Im verwaltungsrechtlichen Verfahren klärt die zuständige Behörde Streitigkeiten insbesondere betreffend die Tages-, Abend-, Nacht- und Sonntagsarbeit oder die Verlängerung der wöchentlichen Höchstarbeitszeit.

Verfahren

Erfährt die kantonale Behörde, dass die Arbeitgeberin eine Vorschrift des Arbeitsgesetzes nicht einhält, macht sie die Arbeitgeberin darauf aufmerksam und verlangt die Einhaltung der Vorschrift. Tut die Arbeitgeberin das nicht, erlässt die kantonale Behörde eine Verwaltungsverfügung mit Strafandrohung und ergreift die weiteren erforderlichen Massnahmen. Ist die Arbeitgeberin mit dem Entscheid der Behörde nicht einverstanden, kann sie dagegen Beschwerde erheben.

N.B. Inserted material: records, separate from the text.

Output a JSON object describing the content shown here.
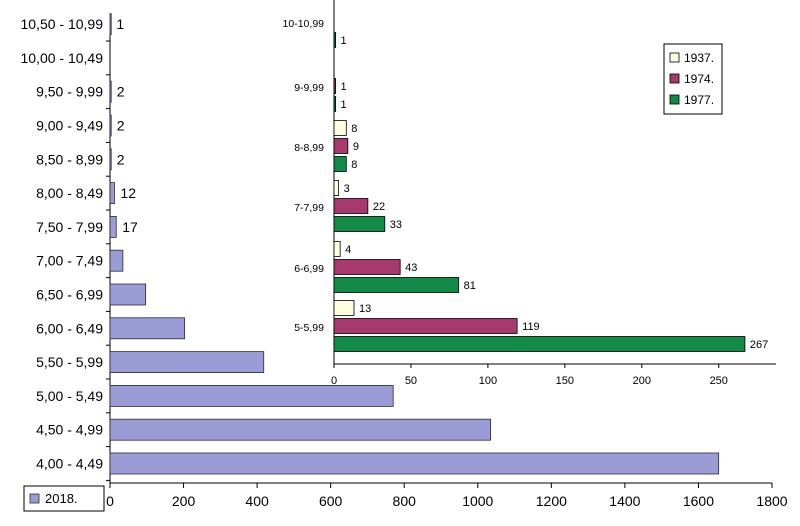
{
  "chart_data": [
    {
      "type": "bar",
      "orientation": "horizontal",
      "categories": [
        "4,00 - 4,49",
        "4,50 - 4,99",
        "5,00 - 5,49",
        "5,50 - 5,99",
        "6,00 - 6,49",
        "6,50 - 6,99",
        "7,00 - 7,49",
        "7,50 - 7,99",
        "8,00 - 8,49",
        "8,50 - 8,99",
        "9,00 - 9,49",
        "9,50 - 9,99",
        "10,00 - 10,49",
        "10,50 - 10,99"
      ],
      "series": [
        {
          "name": "2018.",
          "color": "#9b9bd5",
          "values": [
            1655,
            1035,
            770,
            418,
            203,
            97,
            35,
            17,
            12,
            2,
            2,
            2,
            0,
            1
          ],
          "labels": [
            "",
            "",
            "",
            "",
            "",
            "",
            "",
            "17",
            "12",
            "2",
            "2",
            "2",
            "",
            "1"
          ]
        }
      ],
      "xlim": [
        0,
        1800
      ],
      "xticks": [
        "0",
        "200",
        "400",
        "600",
        "800",
        "1000",
        "1200",
        "1400",
        "1600",
        "1800"
      ],
      "legend": {
        "position": "bottom-left",
        "entries": [
          "2018."
        ]
      },
      "grid": false
    },
    {
      "type": "bar",
      "orientation": "horizontal",
      "categories": [
        "5-5,99",
        "6-6,99",
        "7-7,99",
        "8-8,99",
        "9-9,99",
        "10-10,99"
      ],
      "series": [
        {
          "name": "1937.",
          "color": "#fffde0",
          "values": [
            13,
            4,
            3,
            8,
            0,
            0
          ],
          "labels": [
            "13",
            "4",
            "3",
            "8",
            "",
            ""
          ]
        },
        {
          "name": "1974.",
          "color": "#a63a6e",
          "values": [
            119,
            43,
            22,
            9,
            1,
            0
          ],
          "labels": [
            "119",
            "43",
            "22",
            "9",
            "1",
            ""
          ]
        },
        {
          "name": "1977.",
          "color": "#138a48",
          "values": [
            267,
            81,
            33,
            8,
            1,
            1
          ],
          "labels": [
            "267",
            "81",
            "33",
            "8",
            "1",
            "1"
          ]
        }
      ],
      "xlim": [
        0,
        285
      ],
      "xticks": [
        "0",
        "50",
        "100",
        "150",
        "200",
        "250"
      ],
      "legend": {
        "position": "top-right",
        "entries": [
          "1937.",
          "1974.",
          "1977."
        ]
      },
      "grid": false
    }
  ]
}
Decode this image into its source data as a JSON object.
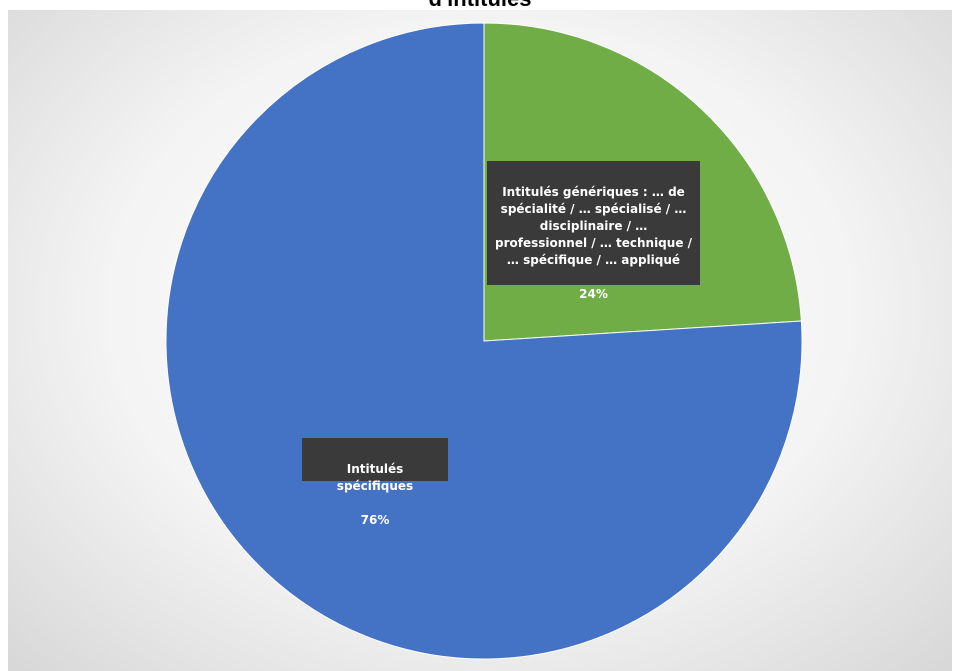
{
  "title": "d'intitulés",
  "chart_data": {
    "type": "pie",
    "title": "d'intitulés",
    "slices": [
      {
        "label": "Intitulés génériques : … de spécialité / … spécialisé / … disciplinaire / … professionnel / … technique / … spécifique / … appliqué",
        "value": 24,
        "value_label": "24%",
        "color": "#70ad47"
      },
      {
        "label": "Intitulés spécifiques",
        "value": 76,
        "value_label": "76%",
        "color": "#4472c4"
      }
    ],
    "start_angle_deg": 0,
    "direction": "clockwise",
    "data_labels": true,
    "legend": false
  }
}
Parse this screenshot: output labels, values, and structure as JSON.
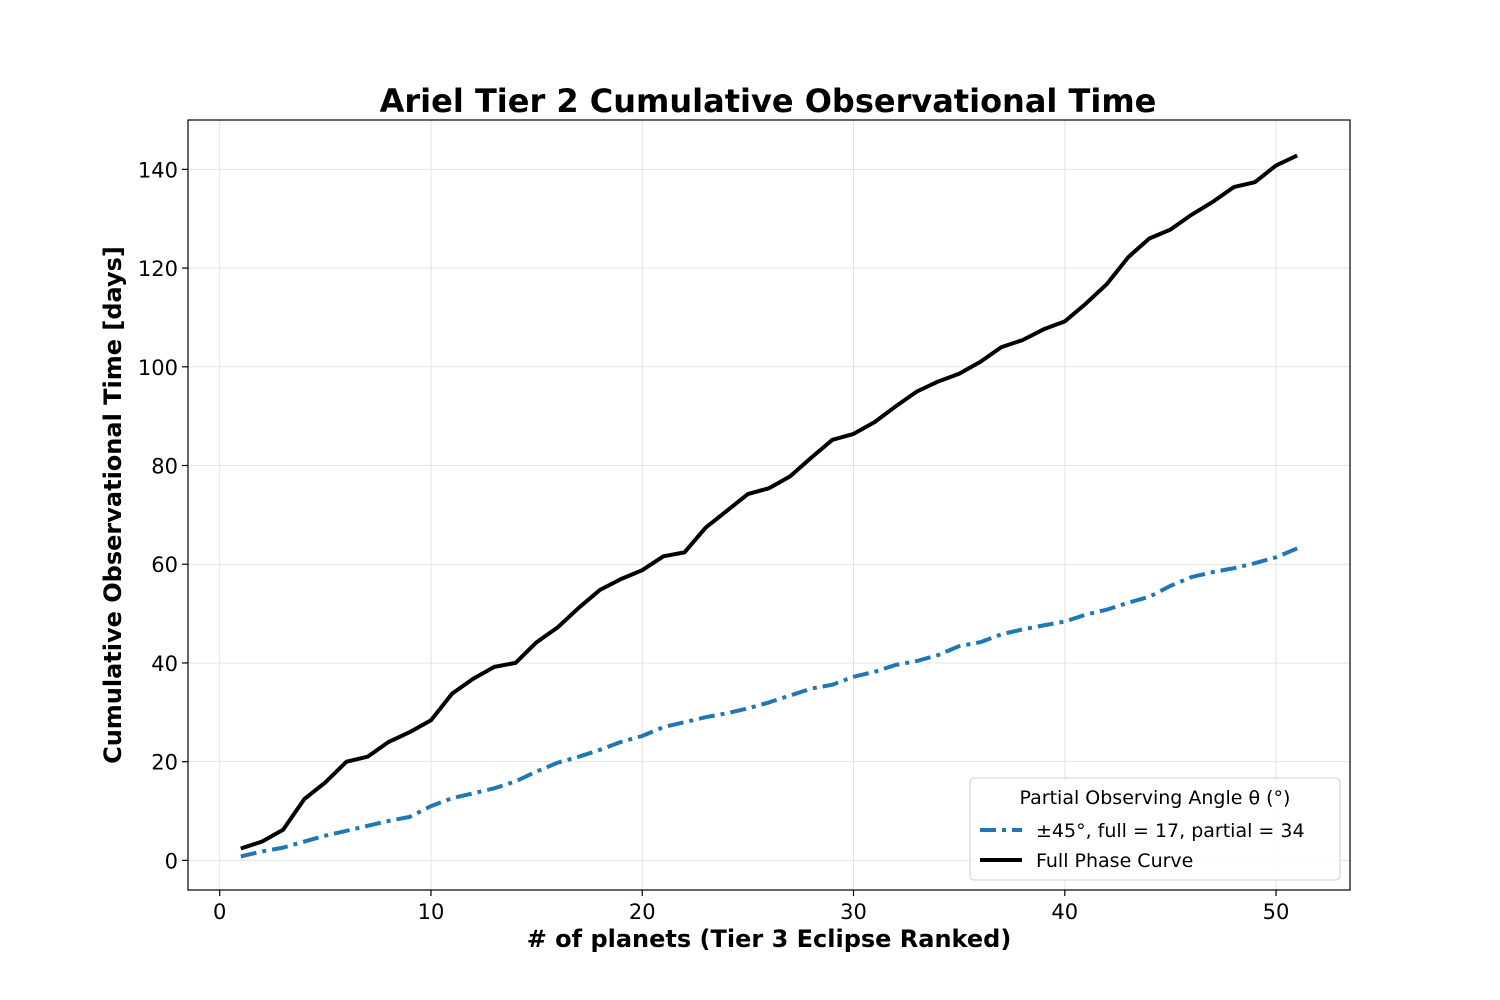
{
  "chart_data": {
    "type": "line",
    "title": "Ariel Tier 2 Cumulative Observational Time",
    "xlabel": "# of planets (Tier 3 Eclipse Ranked)",
    "ylabel": "Cumulative Observational Time [days]",
    "xlim": [
      -1.5,
      53.5
    ],
    "ylim": [
      -6,
      150
    ],
    "x_ticks": [
      "0",
      "10",
      "20",
      "30",
      "40",
      "50"
    ],
    "y_ticks": [
      "0",
      "20",
      "40",
      "60",
      "80",
      "100",
      "120",
      "140"
    ],
    "grid": true,
    "legend": {
      "title": "Partial Observing Angle θ (°)",
      "placement": "lower right",
      "entries": [
        "±45°, full = 17, partial = 34",
        "Full Phase Curve"
      ]
    },
    "x": [
      1,
      2,
      3,
      4,
      5,
      6,
      7,
      8,
      9,
      10,
      11,
      12,
      13,
      14,
      15,
      16,
      17,
      18,
      19,
      20,
      21,
      22,
      23,
      24,
      25,
      26,
      27,
      28,
      29,
      30,
      31,
      32,
      33,
      34,
      35,
      36,
      37,
      38,
      39,
      40,
      41,
      42,
      43,
      44,
      45,
      46,
      47,
      48,
      49,
      50,
      51
    ],
    "series": [
      {
        "name": "±45°, full = 17, partial = 34",
        "color": "#1f77b4",
        "style": "dashdot",
        "values": [
          0.8,
          1.8,
          2.6,
          3.8,
          5.0,
          6.0,
          7.0,
          8.0,
          8.8,
          11.0,
          12.6,
          13.6,
          14.6,
          16.0,
          18.0,
          19.8,
          21.0,
          22.4,
          24.0,
          25.2,
          27.0,
          28.0,
          29.0,
          29.8,
          30.8,
          32.0,
          33.4,
          34.8,
          35.6,
          37.2,
          38.2,
          39.6,
          40.4,
          41.6,
          43.4,
          44.2,
          45.8,
          46.8,
          47.6,
          48.4,
          49.8,
          50.8,
          52.2,
          53.4,
          55.6,
          57.4,
          58.4,
          59.2,
          60.2,
          61.4,
          63.2
        ]
      },
      {
        "name": "Full Phase Curve",
        "color": "#000000",
        "style": "solid",
        "values": [
          2.4,
          3.8,
          6.2,
          12.4,
          15.8,
          20.0,
          21.0,
          24.0,
          26.0,
          28.4,
          33.8,
          36.8,
          39.2,
          40.0,
          44.2,
          47.2,
          51.2,
          54.8,
          57.0,
          58.8,
          61.6,
          62.4,
          67.4,
          70.8,
          74.2,
          75.4,
          77.8,
          81.6,
          85.2,
          86.4,
          88.8,
          92.0,
          95.0,
          97.0,
          98.6,
          101.0,
          104.0,
          105.4,
          107.6,
          109.2,
          112.8,
          116.8,
          122.2,
          126.0,
          127.8,
          130.8,
          133.4,
          136.4,
          137.4,
          140.8,
          142.8
        ]
      }
    ]
  }
}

Der Arbeitnehmer kann seine Arbeitgeberin beim kantonalen Arbeitsinspektorat wegen Verletzung der Bestimmungen des Arbeitsgesetzes anzeigen. Das Arbeitsinspektorat ist verpflichtet, die Anzeige zu prüfen. Reagiert es nicht oder nur ungenügend, kann der Arbeitnehmer die übergeordnete Behörde anrufen.

Zahlen, Fristen, Formvorschriften
  • Die Behörde eröffnet der Arbeitgeberin die Verfügung schriftlich und mit einer Rechtsmittelbelehrung. Die Behörde muss weitere Massnahmen wie die Betriebsschliessung oder die Aufhebung einer Arbeitszeitbewilligung vorher schriftlich androhen.